Rod Peltoma, the new Mille Lacs DAC director, has been working into the role since Oct. 31 with help from Hoffman.
Hoffman, of rural Bock, wasn’t yet in charge of the Mille Lacs DAC program when it began in 1970, operating first in the Glendorado Lutheran Church basement for two years. Nor was Hoffman supervising it when the DAC moved to the upstairs of the then Princeton Armory for the next two years.
But Hoffman, with a degree in psychology and German, and three years experience as activities supervisor in a program similar to a DAC in Richfield, became the Mille Lacs DAC director in 1974. That was when the operation moved into an old potato warehouse in Milaca’s central business district.
The DAC was at the potato warehouse two to three years. Hoffman remembers, while there, watching the Greyhound bus stop at the small Pure Oil station and its attached cafe in the Milaca business district. When the Hibbing-bound Greyhound stopped, passengers would get out and go into the little cafe to have coffee, pie and use the rest room, Hoffman said.
It turned out that the Pure Oil building and cafe would become the future home of the DAC in about 1977, according to Hoffman, and two additions would be built on it to accommodate the growing number of DAC clients. The first addition was in about 1981 or so, and the second was in about 2006, Hoffman recalled.
But the demand for the DAC services in Mille Lacs County called for even more space. As a result, the county opened a second DAC in 1989, locating it in what is now an ice cream shop on First Street in downtown Princeton. The Princeton DAC outgrew that structure within a decade, moving to its current building which was originally the Red Owl grocery store just north of Princeton’s Holiday gas station.
From six to nearly 110
Today the Milaca DAC has about 59 clients and the Princeton DAC about 50. That compares to the approximately six Mille Lacs DAC clients in the program in 1974, Hoffman said. When the DAC in Milaca moved to the potato warehouse there were less than 30 clients and that jumped to 36 when the DAC moved to the Pure Oil station and cafe building.
Not only has the number of clients increased greatly but the number of client cases that need more intensive services, including diapering, has risen significantly, say Hoffman and Mille Lacs County Commissioner Phil Peterson, who is on the DAC board. There are “more folks,” Peterson said of clients at the DAC, who are not able to do some of the minimal work that many clients do.
Part of the reason may be that 15-20 years ago, the state of Minnesota began closing down the state hospitals as they were called, with the mission of moving people with developmental disabilities more into society.
The biggest challenge that Hoffman indicated having during his years with the DAC, has been getting enough state and federal funding.
The Department of Human Services in St. Paul and the state Legislature sets the DAC per diem rates, which is what the DAC gets per client to operate, Hoffman explained.

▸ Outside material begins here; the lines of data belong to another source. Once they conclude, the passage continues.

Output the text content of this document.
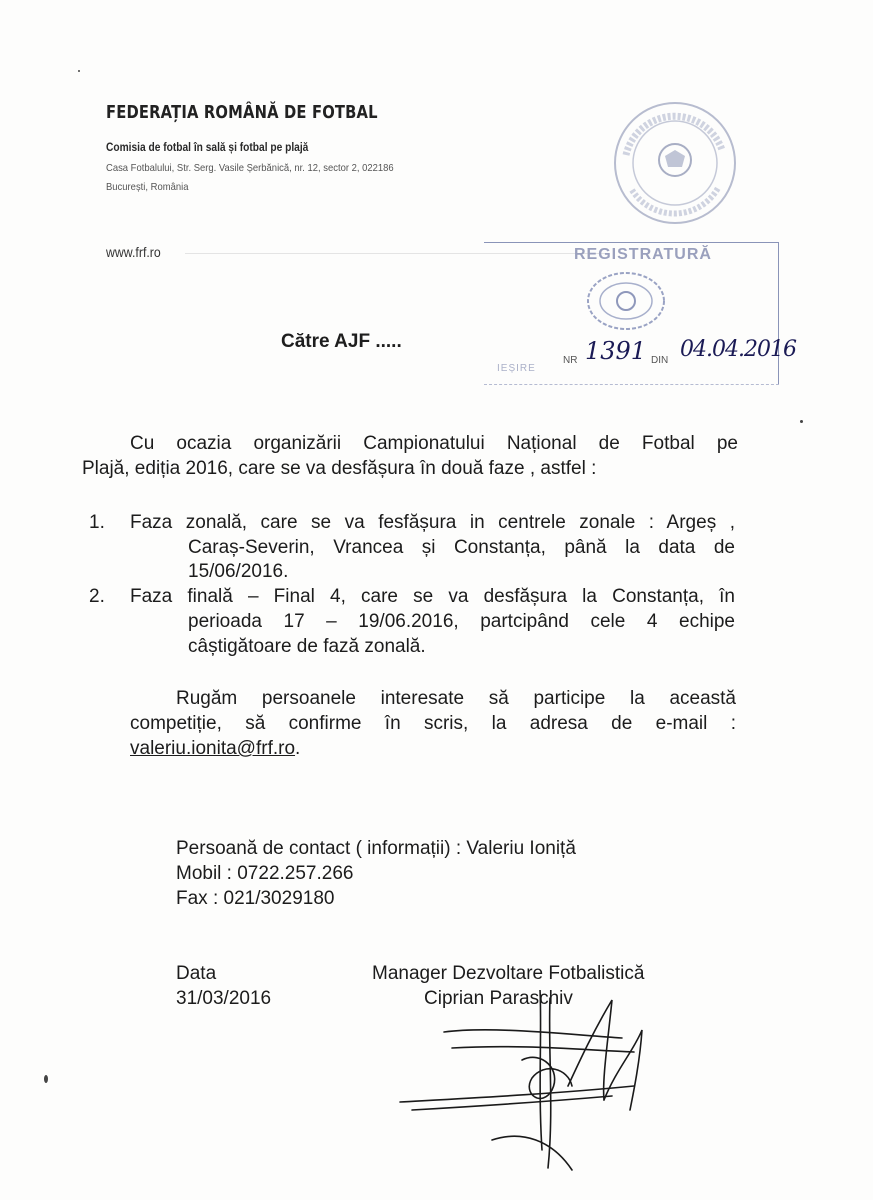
FEDERAȚIA ROMÂNĂ DE FOTBAL
Comisia de fotbal în sală și fotbal pe plajă
Casa Fotbalului, Str. Serg. Vasile Șerbănică, nr. 12, sector 2, 022186
București, România
www.frf.ro	REGISTRATURĂ
NR 1391 DIN 04.04.2016
IEȘIRE
Către AJF .....
Cu ocazia organizării Campionatului Național de Fotbal pe
Plajă, ediția 2016, care se va desfășura în două faze , astfel :
1. Faza zonală, care se va fesfășura in centrele zonale : Argeș ,
Caraș-Severin, Vrancea și Constanța, până la data de
15/06/2016.
2. Faza finală – Final 4, care se va desfășura la Constanța, în
perioada 17 – 19/06.2016, partcipând cele 4 echipe
câștigătoare de fază zonală.
Rugăm persoanele interesate să participe la această
competiție, să confirme în scris, la adresa de e-mail :
valeriu.ionita@frf.ro.
Persoană de contact ( informații) : Valeriu Ioniță
Mobil : 0722.257.266
Fax : 021/3029180
Data
31/03/2016
Manager Dezvoltare Fotbalistică
Ciprian Paraschiv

Besides not enough reimbursement for the actual costs of running a DAC, the state is also looking at the possibility of requiring DAC personnel to record data on what takes place at the DAC at 15-minute intervals, Hoffman said. That would divert workers from caring for clients and make their jobs even more difficult and stressful with such frequent data collecting, Hoffman said.

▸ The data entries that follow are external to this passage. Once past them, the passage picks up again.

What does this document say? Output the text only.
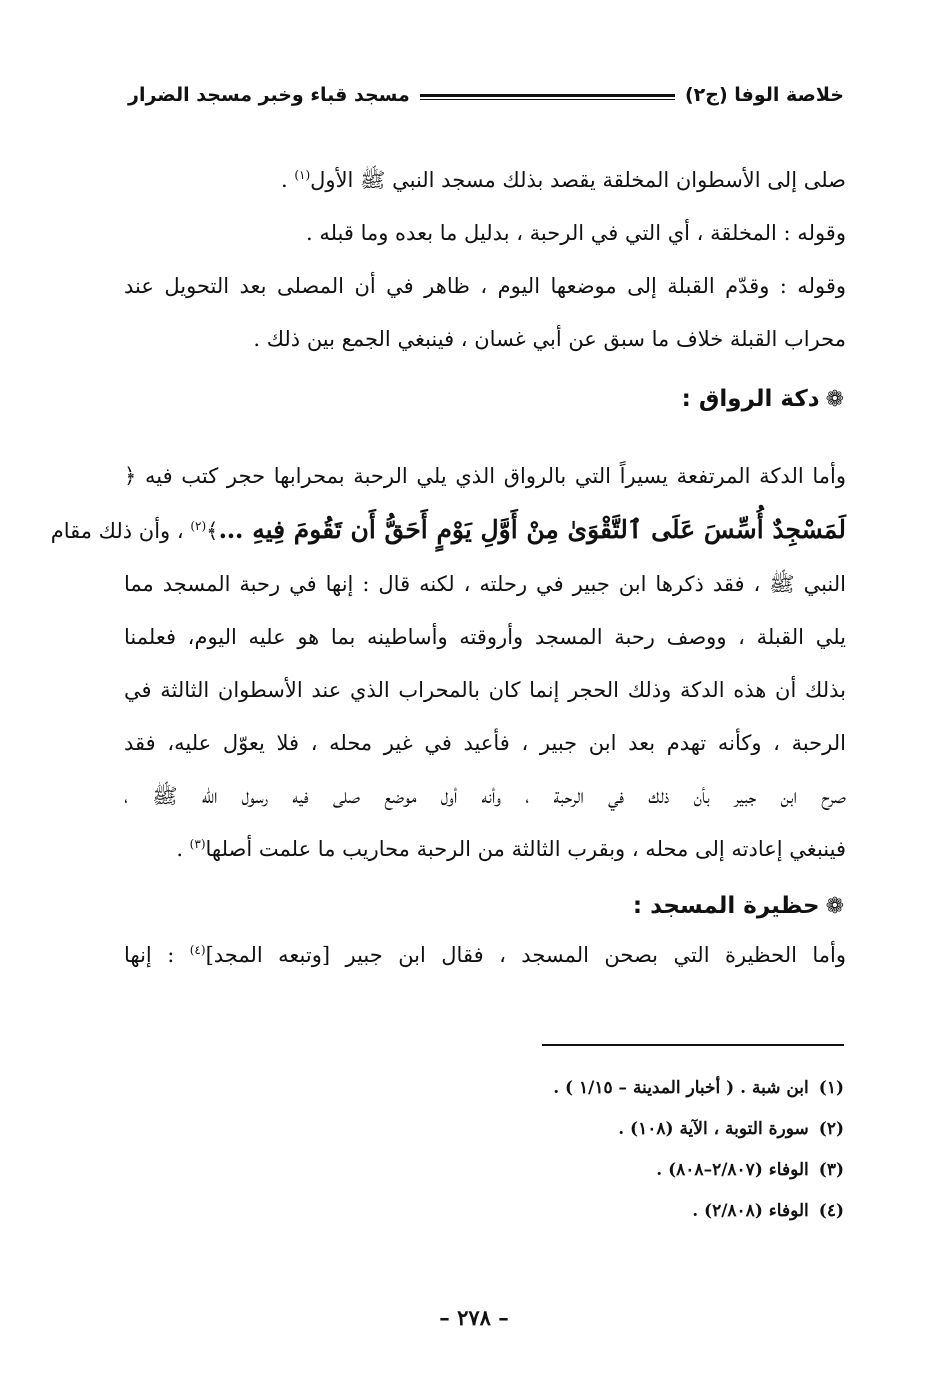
خلاصة الوفا (ج٢)
مسجد قباء وخبر مسجد الضرار
صلى إلى الأسطوان المخلقة يقصد بذلك مسجد النبي ﷺ الأول$^{(١)}$ .
وقوله : المخلقة ، أي التي في الرحبة ، بدليل ما بعده وما قبله .
وقوله : وقدّم القبلة إلى موضعها اليوم ، ظاهر في أن المصلى بعد التحويل عند
محراب القبلة خلاف ما سبق عن أبي غسان ، فينبغي الجمع بين ذلك .
❁دكة الرواق :
وأما الدكة المرتفعة يسيراً التي بالرواق الذي يلي الرحبة بمحرابها حجر كتب فيه ﴿
لَمَسْجِدٌ أُسِّسَ عَلَى ٱلتَّقْوَىٰ مِنْ أَوَّلِ يَوْمٍ أَحَقُّ أَن تَقُومَ فِيهِ …﴾$^{(٢)}$ ، وأن ذلك مقام
النبي ﷺ ، فقد ذكرها ابن جبير في رحلته ، لكنه قال : إنها في رحبة المسجد مما
يلي القبلة ، ووصف رحبة المسجد وأروقته وأساطينه بما هو عليه اليوم، فعلمنا
بذلك أن هذه الدكة وذلك الحجر إنما كان بالمحراب الذي عند الأسطوان الثالثة في
الرحبة ، وكأنه تهدم بعد ابن جبير ، فأعيد في غير محله ، فلا يعوّل عليه، فقد
صرح ابن جبير بأن ذلك في الرحبة ، وأنه أول موضع صلى فيه رسول الله ﷺ ،
فينبغي إعادته إلى محله ، وبقرب الثالثة من الرحبة محاريب ما علمت أصلها$^{(٣)}$ .
❁حظيرة المسجد :
وأما الحظيرة التي بصحن المسجد ، فقال ابن جبير [وتبعه المجد]$^{(٤)}$ : إنها
(١)ابن شبة . ( أخبار المدينة – ١/١٥ ) .
(٢)سورة التوبة ، الآية (١٠٨) .
(٣)الوفاء (٢/٨٠٧–٨٠٨) .
(٤)الوفاء (٢/٨٠٨) .
– ٢٧٨ –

Too many of the policy makers in government pass legislation and approve new policies without first going into the field to see how that would affect everyone, Hoffman said.
Hoffman, 71, plans to spend more of his free time now overhauling car and tractor engines. The challenges of that won’t be the same and in some ways not as difficult, but Hoffman says he will miss the many clients and fellow workers at the DACs in Princeton and Milaca.
“I wouldn’t have been able to do the job without the rest of the staff members,” said Hoffman. “They’re the ones who did the good job. They should be getting the full credit.”
But there are people who have worked with Hoffman who might want to say something, too. One is DAC board chair Paul Reiman of Milaca. “We’re certainly going to miss him,” Reiman said of Hoffman. “He built that (DAC) program.”
“He’s done well,” agreed fellow DAC board member Peterson. “He’s very caring and concerned for those adults who need that service. Fred’s also a great guy.”